Он так и спросил об этом Астахову.

— Тело-то? — опять усмехнулась она, ладонью растирая шею и щурясь на солнце. — Вы бы еще дольше ехали, Резников. Тут не только в реанимацию увезут, мертвец пешком уйдет.

Белый нахмурился, ругая себя за недогадливость.

«Пострадавший», — так сказала легавая. Значит, мальчик был еще жив.

— Его опросили? — осведомился Белый, но Астахова, к его разочарованию, мотнула головой:

— Не вышло. Состояние стабильно тяжелое, не факт, что выживет, но слава советской, то есть теперь уже российской медицине, врачи сделают все возможное.

Белый сплюнул, досадуя за опоздание.

Автомобиля ему не полагалось. Таксист заломил людоедскую цену, но, поторговавшись, согласился добросить до урочища за более разумную плату. Аванса и без того едва хватало, чтобы оплатить съемную квартиру, в которой он так до сих пор и не появился — вещей у Белого не было, а потому и не было смысла торопиться.

— Что насчет рябины?

— Рябина была, — не стала отпираться Астахова. — И не только.
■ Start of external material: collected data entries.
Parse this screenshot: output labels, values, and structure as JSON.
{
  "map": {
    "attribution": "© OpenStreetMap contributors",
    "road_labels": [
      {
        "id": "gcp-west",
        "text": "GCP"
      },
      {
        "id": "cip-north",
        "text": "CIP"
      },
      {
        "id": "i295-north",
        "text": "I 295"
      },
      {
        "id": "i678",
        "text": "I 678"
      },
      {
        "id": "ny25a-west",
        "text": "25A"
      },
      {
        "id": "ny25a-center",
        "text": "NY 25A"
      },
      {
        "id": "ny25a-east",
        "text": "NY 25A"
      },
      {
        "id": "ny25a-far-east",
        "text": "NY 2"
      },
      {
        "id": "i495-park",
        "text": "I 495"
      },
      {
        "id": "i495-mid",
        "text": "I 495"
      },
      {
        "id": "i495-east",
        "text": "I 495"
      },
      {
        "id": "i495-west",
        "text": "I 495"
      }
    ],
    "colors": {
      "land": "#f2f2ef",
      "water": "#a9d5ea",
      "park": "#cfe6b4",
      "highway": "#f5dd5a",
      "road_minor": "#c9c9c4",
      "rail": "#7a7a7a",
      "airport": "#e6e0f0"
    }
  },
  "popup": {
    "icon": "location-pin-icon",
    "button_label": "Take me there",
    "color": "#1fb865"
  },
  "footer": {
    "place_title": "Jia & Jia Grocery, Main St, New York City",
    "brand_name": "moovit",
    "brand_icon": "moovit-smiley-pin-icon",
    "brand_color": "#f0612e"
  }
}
Звонили с отчетом, и представляете? Мальчику сразу же промыли желудок. В нем оказалось полно птичьих перьев.

Белый нахмурился.

Снегири не выходили из головы. Да и Оксана видела их, об этом она обмолвилась еще в отделении. Знать бы, что за перья вытащили из желудка мальчика. И зачем маньяк кормил своих жертв рябиной.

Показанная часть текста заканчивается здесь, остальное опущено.